# Brompton M bar adjustment



## nz6666 (2 Mar 2016)

Can't decide between a S bar and M bar. S bar a little low for me while M a little too close to my body. Can i just pivot the M bar a little forward to increase reach and lower the bar at the same time? Will that affect the folding?


----------



## robgul (2 Mar 2016)

Moving the M bar WILL affect the folding - Bromptons (and some other folders) are great machines - but you just have to accept there are compromises to be made.

Rob


----------



## Kell (2 Mar 2016)

The bars will go forward slightly - and by slightly I mean about 1cm.

I tried this when I had one on hire, more to make the bike longer rather than drop the bars.
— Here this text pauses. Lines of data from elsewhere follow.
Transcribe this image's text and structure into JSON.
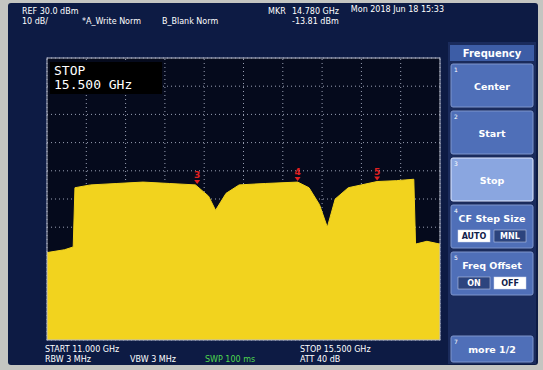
{
  "header": {
    "ref": "REF 30.0 dBm",
    "scale": "10 dB/",
    "trace_a": "*A_Write Norm",
    "trace_b": "B_Blank Norm",
    "marker_label": "MKR",
    "marker_freq": "14.780 GHz",
    "marker_level": "-13.81 dBm",
    "datetime": "Mon 2018 Jun 18 15:33"
  },
  "active_entry": {
    "label": "STOP",
    "value": "15.500 GHz"
  },
  "footer": {
    "start": "START 11.000 GHz",
    "rbw": "RBW 3 MHz",
    "vbw": "VBW 3 MHz",
    "swp": "SWP 100 ms",
    "stop": "STOP 15.500 GHz",
    "att": "ATT 40 dB"
  },
  "menu": {
    "title": "Frequency",
    "keys": [
      {
        "number": "1",
        "label": "Center"
      },
      {
        "number": "2",
        "label": "Start"
      },
      {
        "number": "3",
        "label": "Stop",
        "active": true
      },
      {
        "number": "4",
        "label": "CF Step Size",
        "options": [
          "AUTO",
          "MNL"
        ],
        "selected": "AUTO"
      },
      {
        "number": "5",
        "label": "Freq Offset",
        "options": [
          "ON",
          "OFF"
        ],
        "selected": "OFF"
      },
      {
        "number": "7",
        "label": "more 1/2"
      }
    ]
  },
  "chart_data": {
    "type": "area",
    "color": "#f2d31e",
    "x": [
      11.0,
      11.2,
      11.3,
      11.32,
      11.5,
      11.8,
      12.1,
      12.4,
      12.7,
      12.85,
      12.93,
      13.05,
      13.2,
      13.5,
      13.87,
      14.0,
      14.12,
      14.21,
      14.3,
      14.45,
      14.78,
      15.0,
      15.2,
      15.22,
      15.35,
      15.5
    ],
    "values": [
      -39,
      -38,
      -37,
      -16,
      -15,
      -14.5,
      -14,
      -14.5,
      -15,
      -19,
      -24,
      -18,
      -15,
      -14.5,
      -14,
      -16,
      -22,
      -30,
      -20,
      -16,
      -13.81,
      -13.5,
      -13,
      -36,
      -35,
      -36
    ],
    "annotations": [
      {
        "text": "3",
        "x": 12.72,
        "y": -15
      },
      {
        "text": "4",
        "x": 13.87,
        "y": -14
      },
      {
        "text": "5",
        "x": 14.78,
        "y": -13.81
      }
    ],
    "xlim": [
      11.0,
      15.5
    ],
    "ylim": [
      -70,
      30
    ],
    "xticks": [
      11.0,
      11.45,
      11.9,
      12.35,
      12.8,
      13.25,
      13.7,
      14.15,
      14.6,
      15.05,
      15.5
    ],
    "yticks": [
      -70,
      -60,
      -50,
      -40,
      -30,
      -20,
      -10,
      0,
      10,
      20,
      30
    ],
    "grid": true,
    "tick_labels": false
  }
}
And the bars then don't clip in when folded.

At the risk of continually repeating myself, I had exactly the same problem and ended up buying an H type (same stem height as S type, but with M bars) and removing the bars and fitting some riser bars. You can also do this to an S type.
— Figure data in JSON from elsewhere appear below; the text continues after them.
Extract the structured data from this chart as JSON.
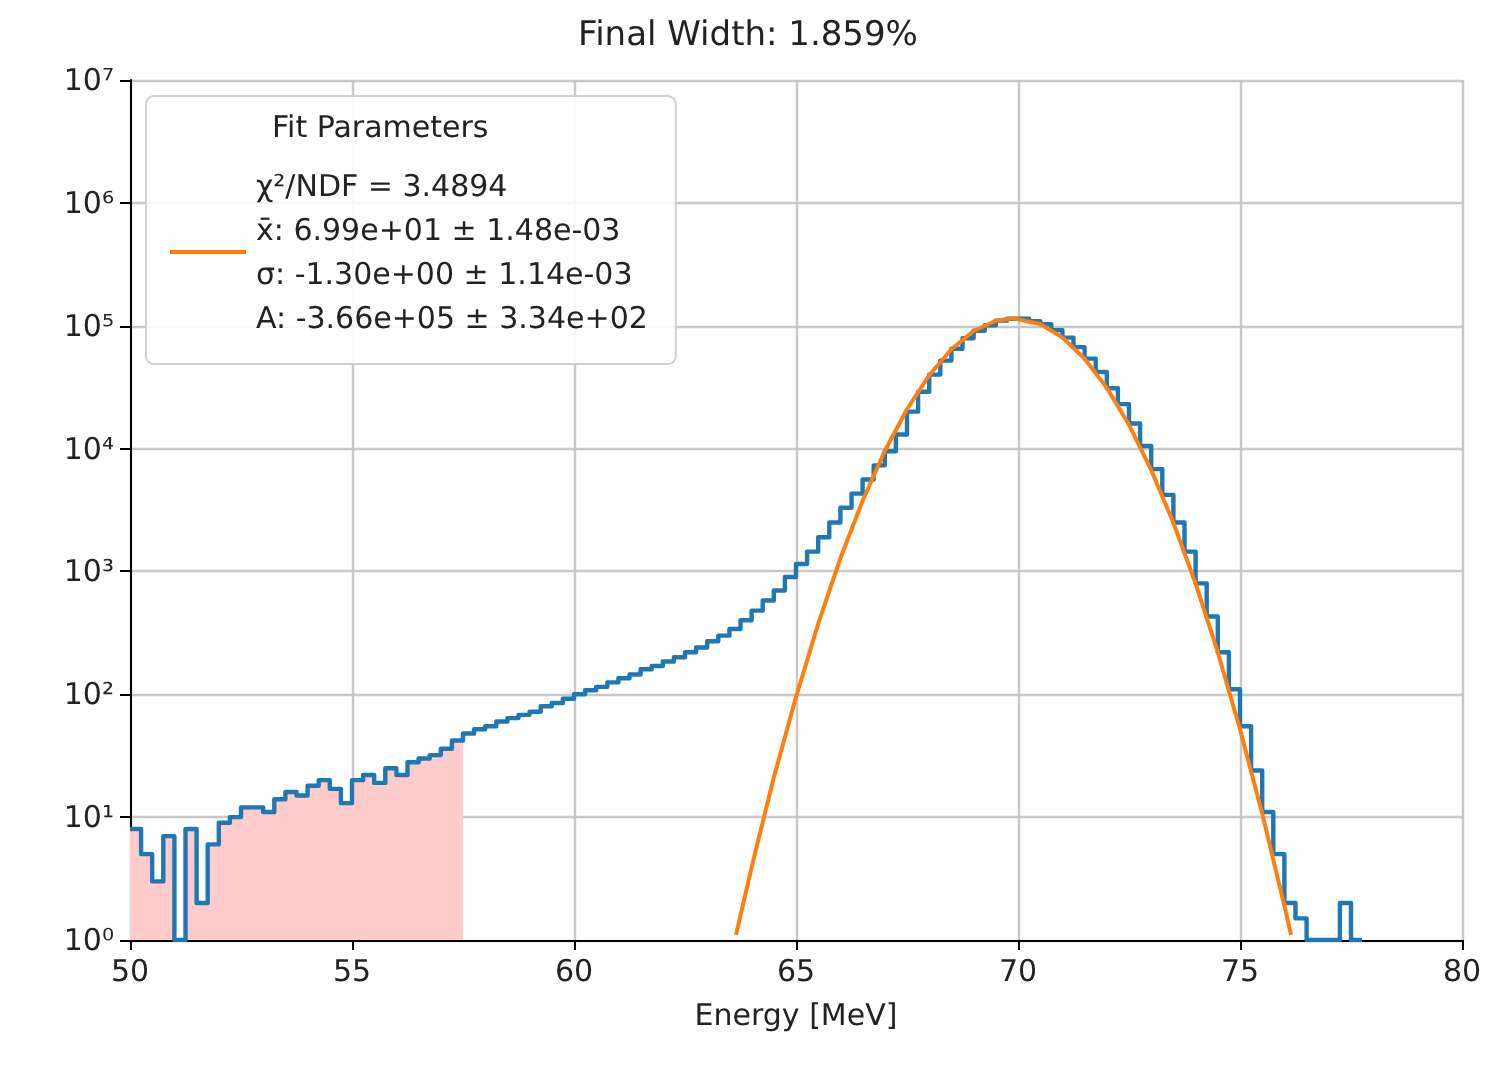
{
  "chart_data": {
    "type": "histogram",
    "title": "Final Width: 1.859%",
    "xlabel": "Energy [MeV]",
    "legend_title": "Fit Parameters",
    "xlim": [
      50,
      80
    ],
    "xticks": [
      50,
      55,
      60,
      65,
      70,
      75,
      80
    ],
    "ylim": [
      1,
      10000000
    ],
    "yticks": [
      {
        "value": 1,
        "label": "10⁰"
      },
      {
        "value": 10,
        "label": "10¹"
      },
      {
        "value": 100,
        "label": "10²"
      },
      {
        "value": 1000,
        "label": "10³"
      },
      {
        "value": 10000,
        "label": "10⁴"
      },
      {
        "value": 100000,
        "label": "10⁵"
      },
      {
        "value": 1000000,
        "label": "10⁶"
      },
      {
        "value": 10000000,
        "label": "10⁷"
      }
    ],
    "log": "y",
    "grid": true,
    "legend": "top left",
    "marker": "none",
    "series": [
      {
        "type": "area",
        "color": "#ffcbcb",
        "x": [
          50,
          50.25,
          50.5,
          50.75,
          51,
          51.25,
          51.5,
          51.75,
          52,
          52.25,
          52.5,
          52.75,
          53,
          53.25,
          53.5,
          53.75,
          54,
          54.25,
          54.5,
          54.75,
          55,
          55.25,
          55.5,
          55.75,
          56,
          56.25,
          56.5,
          56.75,
          57,
          57.25,
          57.5
        ],
        "values": [
          8,
          5,
          3,
          7,
          1,
          8,
          2,
          6,
          9,
          10,
          12,
          12,
          11,
          14,
          16,
          15,
          18,
          20,
          17,
          13,
          20,
          22,
          19,
          25,
          22,
          28,
          30,
          32,
          36,
          42,
          42
        ]
      },
      {
        "color": "#1f77b4",
        "bins": [
          50,
          50.25,
          50.5,
          50.75,
          51,
          51.25,
          51.5,
          51.75,
          52,
          52.25,
          52.5,
          52.75,
          53,
          53.25,
          53.5,
          53.75,
          54,
          54.25,
          54.5,
          54.75,
          55,
          55.25,
          55.5,
          55.75,
          56,
          56.25,
          56.5,
          56.75,
          57,
          57.25,
          57.5,
          57.75,
          58,
          58.25,
          58.5,
          58.75,
          59,
          59.25,
          59.5,
          59.75,
          60,
          60.25,
          60.5,
          60.75,
          61,
          61.25,
          61.5,
          61.75,
          62,
          62.25,
          62.5,
          62.75,
          63,
          63.25,
          63.5,
          63.75,
          64,
          64.25,
          64.5,
          64.75,
          65,
          65.25,
          65.5,
          65.75,
          66,
          66.25,
          66.5,
          66.75,
          67,
          67.25,
          67.5,
          67.75,
          68,
          68.25,
          68.5,
          68.75,
          69,
          69.25,
          69.5,
          69.75,
          70,
          70.25,
          70.5,
          70.75,
          71,
          71.25,
          71.5,
          71.75,
          72,
          72.25,
          72.5,
          72.75,
          73,
          73.25,
          73.5,
          73.75,
          74,
          74.25,
          74.5,
          74.75,
          75,
          75.25,
          75.5,
          75.75,
          76,
          76.25,
          76.5,
          76.75,
          77,
          77.25,
          77.5,
          77.75
        ],
        "values": [
          8,
          5,
          3,
          7,
          1,
          8,
          2,
          6,
          9,
          10,
          12,
          12,
          11,
          14,
          16,
          15,
          18,
          20,
          17,
          13,
          20,
          22,
          19,
          25,
          22,
          28,
          30,
          32,
          36,
          42,
          48,
          52,
          55,
          60,
          64,
          68,
          72,
          80,
          85,
          92,
          100,
          108,
          115,
          125,
          135,
          145,
          160,
          170,
          185,
          200,
          220,
          240,
          270,
          300,
          340,
          400,
          480,
          580,
          700,
          900,
          1150,
          1450,
          1900,
          2500,
          3300,
          4300,
          5600,
          7300,
          9500,
          13000,
          20000,
          29000,
          40000,
          52000,
          65000,
          79000,
          91000,
          101000,
          110000,
          114000,
          114000,
          109000,
          103000,
          92000,
          80000,
          67000,
          54000,
          42000,
          31000,
          23000,
          16000,
          10500,
          6800,
          4200,
          2500,
          1450,
          800,
          430,
          220,
          110,
          55,
          24,
          11,
          5,
          2,
          1.5,
          null,
          null,
          null,
          2,
          null
        ]
      },
      {
        "type": "line",
        "name": "χ²/NDF = 3.4894\nx̄: 6.99e+01 ± 1.48e-03\nσ: -1.30e+00 ± 1.14e-03\nA: -3.66e+05 ± 3.34e+02",
        "color": "#ff7f0e",
        "x": [
          63.65,
          64,
          64.5,
          65,
          65.5,
          66,
          66.5,
          67,
          67.5,
          68,
          68.5,
          69,
          69.5,
          69.9,
          70.5,
          71,
          71.5,
          72,
          72.5,
          73,
          73.5,
          74,
          74.5,
          75,
          75.5,
          76,
          76.15
        ],
        "values": [
          1.1,
          3.9,
          21,
          95,
          374,
          1280,
          3760,
          9550,
          20900,
          39500,
          64400,
          90500,
          109700,
          115000,
          103400,
          80400,
          53900,
          31200,
          15600,
          6700,
          2490,
          796,
          220,
          52,
          10.7,
          1.9,
          1.1
        ]
      }
    ]
  }
}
The reason I went for an H type as a starting point is that the fold is ever so slightly higher and I was worried that the bar ends might catch the floor otherwise. Plus there can be a concern that if you do fit risers then the cables will be too short. And I figured it would be easier to shorten existing cables than to have to buy new, longer ones.

It's certainly an option worth looking in to.


----------



## Kell (2 Mar 2016)

Have a look at this thread for measurements...
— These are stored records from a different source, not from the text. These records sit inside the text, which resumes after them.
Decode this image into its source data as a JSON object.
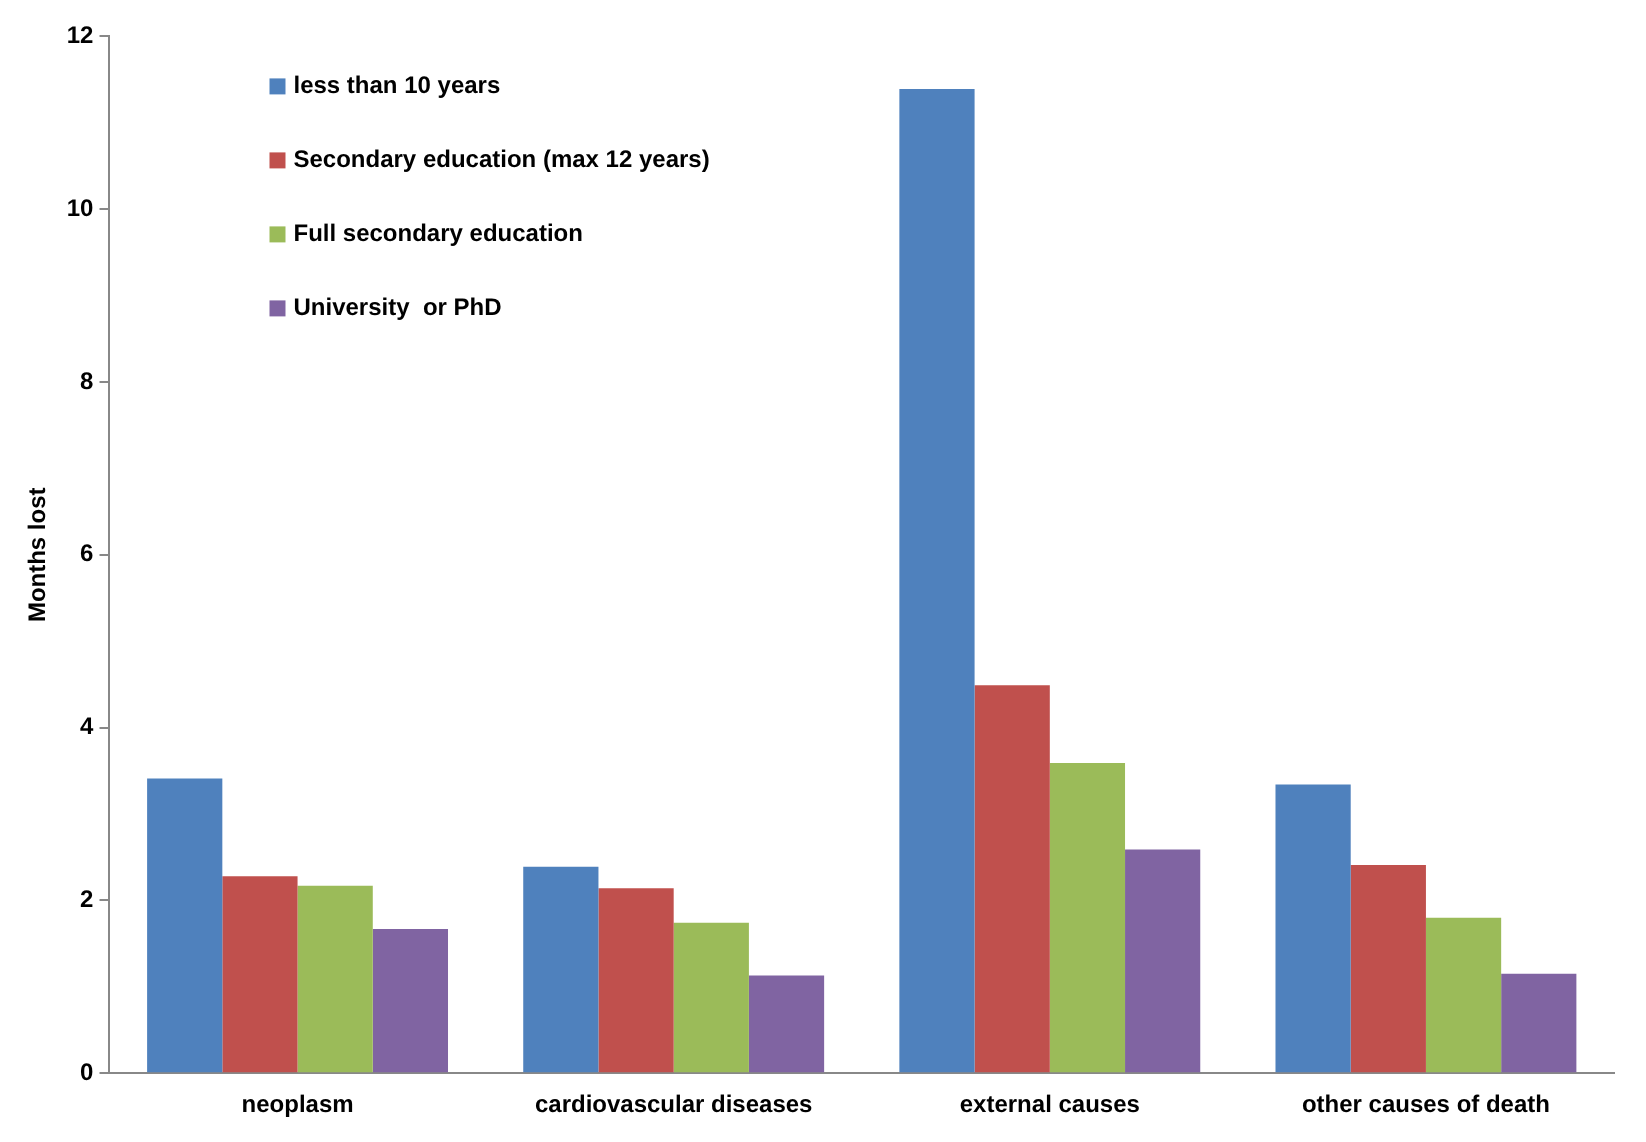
{
  "chart_data": {
    "type": "bar",
    "ylabel": "Months lost",
    "categories": [
      "neoplasm",
      "cardiovascular diseases",
      "external causes",
      "other causes of death"
    ],
    "series": [
      {
        "name": "less than 10 years",
        "color": "#4f81bd",
        "values": [
          3.41,
          2.39,
          11.39,
          3.34
        ]
      },
      {
        "name": "Secondary education (max 12 years)",
        "color": "#c0504d",
        "values": [
          2.28,
          2.14,
          4.49,
          2.41
        ]
      },
      {
        "name": "Full secondary education",
        "color": "#9bbb59",
        "values": [
          2.17,
          1.74,
          3.59,
          1.8
        ]
      },
      {
        "name": "University  or PhD",
        "color": "#8064a2",
        "values": [
          1.67,
          1.13,
          2.59,
          1.15
        ]
      }
    ],
    "ylim": [
      0,
      12
    ],
    "yticks": [
      0,
      2,
      4,
      6,
      8,
      10,
      12
    ],
    "grid": false,
    "legend": "top left"
  }
}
https://www.cyclechat.net/threads/brompton-bar-type-can-someone-measure-for-me.196349/#post-4166611


----------



## nz6666 (2 Mar 2016)

Kell said:


> Have a look at this thread for measurements...
> 
> https://www.cyclechat.net/threads/brompton-bar-type-can-someone-measure-for-me.196349/#post-4166611



Thanks Kell, that's also me in that link  Thanks again.


----------



## Kell (2 Mar 2016)

Ah. I didn't see the two threads together.

D'oh.


----------